晴れない空の降らない雨

スパイダーマン:スパイダーバースの晴れない空の降らない雨のレビュー・感想・評価

4.6
 家族まわりの描写が弱い、キャラが渋滞、ラスボスが絵的にしょぼい、等々の難点があるものの、それを誤魔化して余りあるハイテンポのギャグとアクション、そして何と言っても斬新な映像表現に目がくらむ。デチューンされた疑似リミテッド表現によるアメコミ空間の映像的再現を軸に、カートゥーンや和製アニメも贅沢に共存させ、ポップアート的な色彩の洪水をスクリーンに引き起こす。シーンごとの意表をつく演出は即興性すら感じさせる。

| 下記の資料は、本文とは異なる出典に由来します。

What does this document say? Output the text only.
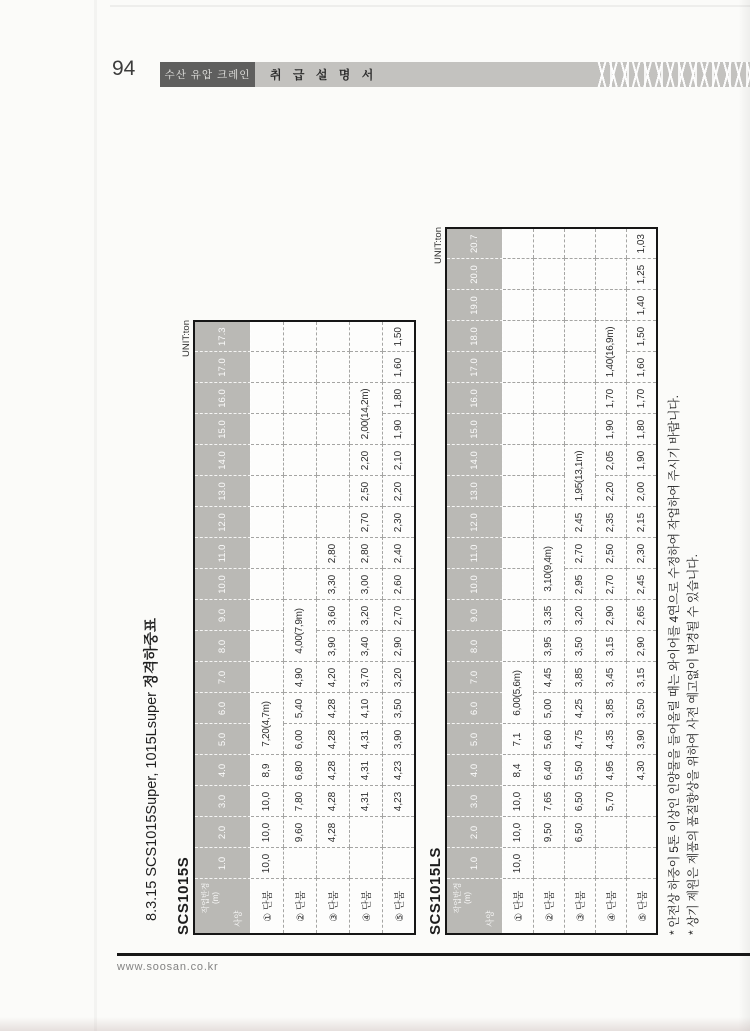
94	수산 유압 크레인	취 급 설 명 서
8.3.15 SCS1015Super, 1015Lsuper 정격하중표
SCS1015S
UNIT:ton
작업반경
(m)
사양	1.0	2.0	3.0	4.0	5.0	6.0	7.0	8.0	9.0	10.0	11.0	12.0	13.0	14.0	15.0	16.0	17.0	17.3
① 단붐	10,0	10,0	10,0	8,9	7,20(4,7m)													
② 단붐		9,60	7,80	6,80	6,00	5,40	4,90	4,00(7,9m)										
③ 단붐		4,28	4,28	4,28	4,28	4,28	4,20	3,90	3,60	3,30	2,80							
④ 단붐			4,31	4,31	4,31	4,10	3,70	3,40	3,20	3,00	2,80	2,70	2,50	2,20	2,00(14,2m)			
⑤ 단붐			4,23	4,23	3,90	3,50	3,20	2,90	2,70	2,60	2,40	2,30	2,20	2,10	1,90	1,80	1,60	1,50
SCS1015LS
UNIT:ton
작업반경
(m)
사양	1.0	2.0	3.0	4.0	5.0	6.0	7.0	8.0	9.0	10.0	11.0	12.0	13.0	14.0	15.0	16.0	17.0	18.0	19.0	20.0	20.7
① 단붐	10,0	10,0	10,0	8,4	7,1	6,00(5,6m)															
② 단붐		9,50	7,65	6,40	5,60	5,00	4,45	3,95	3,35	3,10(9,4m)											
③ 단붐		6,50	6,50	5,50	4,75	4,25	3,85	3,50	3,20	2,95	2,70	2,45	1,95(13,1m)								
④ 단붐			5,70	4,95	4,35	3,85	3,45	3,15	2,90	2,70	2,50	2,35	2,20	2,05	1,90	1,70	1,40(16,9m)				
⑤ 단붐				4,30	3,90	3,50	3,15	2,90	2,65	2,45	2,30	2,15	2,00	1,90	1,80	1,70	1,60	1,50	1,40	1,25	1,03
* 안전상 하중이 5톤 이상인 인양물을 들어올릴 때는 와이어를 4연으로 수정하여 작업하여 주시기 바랍니다. * 상기 제원은 제품의 품질향상을 위하여 사전 예고없이 변경될 수 있습니다.
www.soosan.co.kr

 しかも、ここには主人公が趣味としているグラフィティ・アートとヒップホップという黒人カルチャーがごく自然に反映されている。つまり本作の主人公はアフリカとプエルトリコの混血黒人だが、最近の駄目なアメリカ映画によく見られるようなわざとらしいポリコレアピールをまるで感じさせない。審美的に自然な選択と感じさせるのだ。
 もちろん、本作が多様性を意識していない、あるいは無視しているわけではない。その逆であることは、各次元からやってきたスパイダー(ウー)マンたちの顔ぶれを見ればただちに了解されるだろう。だが、「アイデンティティの発見」というテーマが直接的に人種やジェンダーに向かうことはなく、この方面の言及は見事に存在しない。物語上の焦点は、マイルスの趣味・性向と社会規範の対立や、「スパイダーマンであることの受容」といった個人の問題へとズラされ、たくみに説教臭さを回避している。
 もっとも、かかるテーマを含め、グローバル最大公約数的な「話型」をなぞったストーリーは、映像表現の斬新さと釣り合っていない。「自己言及」「パロディ」で相対化するのも既にありきたりと化したし(ギャグとして面白くしやすいから多用されるのだろうが)、本質的に創造性がない。「大いなる力には大いなる責任が伴う」というセリフをクリシェ扱いするくせに、結局は本作もそうした「いつもの話」の仲間入りをしてしまう。究極的には、それで満足してしまう(もはや物語に多くを求めない)観客の問題になるのかもしれない。
 
 3DCGによって手描き2Dアニメーションが駆逐されたわけだが、今度は大作映画のアニメーション化、つまり「俳優以外は3DCG」みたいな状況になりつつあるなかで、「アニメーション固有の価値って?」的問いが関係者のなかで生まれていてもおかしくないと思う。それに対して色々な解答があるだろうが(典型的には「非人間キャラの話にする」)、それに対する新機軸を本作は打ち出せたのではないか。
 ポイントとして「情報量の多さ」を挙げてみよう。というのも、前回レビューした作品もそうだが、2Dアニメーションは「シンプルさ」を3Dに対する差別化戦略としてとりやすい。日本でも一部のスタジオや作家は描き込みを減らしつつ、「線の動き」というアニメーションの本来性に立ち返る路線をとっている。それに対して、本作は3DCGの膨大な情報量を維持したまま、その素朴写実主義の規範からは逸脱している点で新しい。それに何と言ってもシネコン向けだ。
 さらに、情報量の多寡は、都会派と自然派の差異としても重ねられると思う。つまり、本作の映像は、ニューヨークという雑踏とビル群とクラクション音とネオンのコンクリートジャングルにマッチしている。
 
 ここから本作の強みとして言えるのが、「アート」でも「ファミリー向け」でもないアニメーション作品である、ということだと思う。結局のところアニメーションはまだまだどちらかに二分されており、両者をまたぐ作品も中にはある、といったくらいだろう。つまり青年期や成人に照準を合わせたエンタメ作品がほいほい作られるのは、長らく日本だけだった(近年になって東アジア圏とくに中国の飛躍が凄まじいが)。
 そんなわけで、実写と3DCGアニメーションの間隙をくぐり抜けたアートスタイルを新たに切り拓き、10代半ば以上に照準を合わせたエンタメ作品として成功し、ディズニーとピクサーの標準的3DCGを押しのけてアカデミー賞を獲得するにまで至った本作。この出来事が1つの画期となるかどうかは、のちに続くクリエイターたち、作品たち次第である。